Lucas Kunach, Minneapolis
CLERGY SEX ABUSE

Have courage. Speak up. Take action.

In a recent Star Tribune story, a University of St. Thomas professor said "the biggest help to Catholic schools would be for the priest sexual abuse problem to be solved as soon as possible" ("Bankruptcy case brings financial fears for Catholic schools," Jan. 26).

With all due respect, Twin Cities Catholics need not be passive. They can help "solve" the ongoing clergy sex abuse and coverup crisis. The steps are simple but require courage.

Tell law enforcement everything you know or suspect about possible abuse (no matter how vague your information or how long ago). Ask every adult you know: "Did a priest, nun or seminarian ever hurt you?" (If they say yes, beg them to call the police.) Learn who many Twin Cities pedophile priests are by checking out BishopAccountability.org. Donate to organizations that fight — not conceal — child sex crimes. Join groups that are trying to make the church hierarchy more open and responsive. Prod prosecutors to more aggressively pursue those who protect predators and endanger kids. Urge lawmakers to reform archaic statutes that enable complicit church supervisors to get off scot-free.

Parishioners often feel powerless. But in fact, they have many opportunities to make the church, and our society, safer. They need not sit back and hope that someone else will fix this crisis.

David Clohessy, St. Louis, Mo.

The writer is director of SNAP, the Survivors Network of those Abused by Priests.

THE ARC OF LIBERTY

Nation, state are on the wrong side of the cycle

Reading President Obama's national proposals for the remainder of his term, along with Gov. Mark Dayton's recent pronouncements, I am reminded that historical context matters. In 1887, a University of Edinburgh history professor noted the following about the fall of the Athenian Republic 2,000 years earlier: From bondage to spiritual faith; from faith to great courage; from courage to liberty; from liberty to abundance; from abundance to complacency; from complacency to apathy; from apathy to dependence; from dependence back into bondage. Without abrupt change in thinking, our direction is predictable.

Jim Buck, Independence
TRADE DEALS

Right and left unite against Trans-Pacific

Trade deals may have been about trade in the past, but the Trans-Pacific Partnership is a different animal entirely. The reason Tea Partiers and progressives have united against the TPP is because it ensures that democracy won't interfere with corporate profits.

Under the deal, a corporation can sue a nation for passing a law that interferes with its profits and be compensated for forfeited profits by the nation's taxpayers.

Fracking bans, living wages, food safety protections and more will be under threat if the Obama administration moves forward with this deal.

If the TPP is a good deal for Americans, why is its text classified on national security grounds, an unprecedented move that shields its provisions from public scrutiny?

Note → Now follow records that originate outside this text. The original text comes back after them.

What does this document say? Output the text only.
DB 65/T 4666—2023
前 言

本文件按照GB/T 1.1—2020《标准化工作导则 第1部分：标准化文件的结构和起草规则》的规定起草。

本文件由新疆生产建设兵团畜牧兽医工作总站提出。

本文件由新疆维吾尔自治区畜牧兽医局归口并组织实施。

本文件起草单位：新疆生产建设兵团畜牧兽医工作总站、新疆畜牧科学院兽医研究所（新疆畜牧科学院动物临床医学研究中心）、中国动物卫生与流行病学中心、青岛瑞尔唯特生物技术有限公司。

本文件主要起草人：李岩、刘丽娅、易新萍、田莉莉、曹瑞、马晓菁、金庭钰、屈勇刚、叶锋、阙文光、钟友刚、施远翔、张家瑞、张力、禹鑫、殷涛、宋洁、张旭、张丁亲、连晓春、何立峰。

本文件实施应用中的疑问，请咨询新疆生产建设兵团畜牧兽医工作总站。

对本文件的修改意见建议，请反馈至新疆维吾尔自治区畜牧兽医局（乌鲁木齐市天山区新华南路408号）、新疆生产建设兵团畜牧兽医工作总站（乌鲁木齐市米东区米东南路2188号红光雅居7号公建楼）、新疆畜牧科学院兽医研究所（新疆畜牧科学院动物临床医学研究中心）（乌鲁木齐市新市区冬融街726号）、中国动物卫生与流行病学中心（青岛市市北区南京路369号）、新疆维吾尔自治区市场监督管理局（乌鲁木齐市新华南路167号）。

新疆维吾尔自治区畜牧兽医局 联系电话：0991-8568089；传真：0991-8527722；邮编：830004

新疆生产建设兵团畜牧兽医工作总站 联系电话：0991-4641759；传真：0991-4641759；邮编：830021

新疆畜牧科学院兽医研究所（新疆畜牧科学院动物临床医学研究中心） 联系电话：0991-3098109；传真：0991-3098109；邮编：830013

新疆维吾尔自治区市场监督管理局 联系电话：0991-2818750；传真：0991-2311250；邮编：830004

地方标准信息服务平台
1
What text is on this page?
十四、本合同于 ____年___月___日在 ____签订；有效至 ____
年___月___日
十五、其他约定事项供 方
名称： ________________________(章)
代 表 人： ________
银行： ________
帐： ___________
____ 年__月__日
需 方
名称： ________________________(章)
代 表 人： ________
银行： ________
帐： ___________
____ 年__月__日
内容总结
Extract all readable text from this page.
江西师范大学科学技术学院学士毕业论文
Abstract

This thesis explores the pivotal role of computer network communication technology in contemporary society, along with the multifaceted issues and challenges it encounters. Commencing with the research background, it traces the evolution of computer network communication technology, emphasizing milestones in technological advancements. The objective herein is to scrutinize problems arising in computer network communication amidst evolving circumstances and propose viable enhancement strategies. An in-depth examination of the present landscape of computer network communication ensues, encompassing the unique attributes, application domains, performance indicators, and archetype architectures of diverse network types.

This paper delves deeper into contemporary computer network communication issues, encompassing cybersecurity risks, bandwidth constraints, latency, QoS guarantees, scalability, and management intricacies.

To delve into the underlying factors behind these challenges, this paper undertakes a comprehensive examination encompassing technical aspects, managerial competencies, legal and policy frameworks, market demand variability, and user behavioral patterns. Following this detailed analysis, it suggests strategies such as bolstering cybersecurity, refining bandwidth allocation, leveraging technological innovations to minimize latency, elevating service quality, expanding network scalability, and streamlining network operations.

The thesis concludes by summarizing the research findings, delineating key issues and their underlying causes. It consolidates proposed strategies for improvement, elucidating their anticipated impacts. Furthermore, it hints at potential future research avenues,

The far right distrusts government. The far left distrusts corporate power. We should all be thankful that this new alliance has insisted on full disclosure of the TPP's text and a full and robust congressional debate.

Nancy Brown, Minneapolis
REBRANDING MINNESOTA

Make it potent. Just add an article.

It seems we Minnesotans continue to operate in an unobtrusive manner as we search to update our state's image as "north."

Why not be bold and brazen like Ohio State University and pre-emptively put the word "The" in our label, so we can stake claim to the term "The North" for our great state? This would be an unconventional Minnesota action to change our national image and dissociate ourselves from the blah label Midwest/Upper Midwest.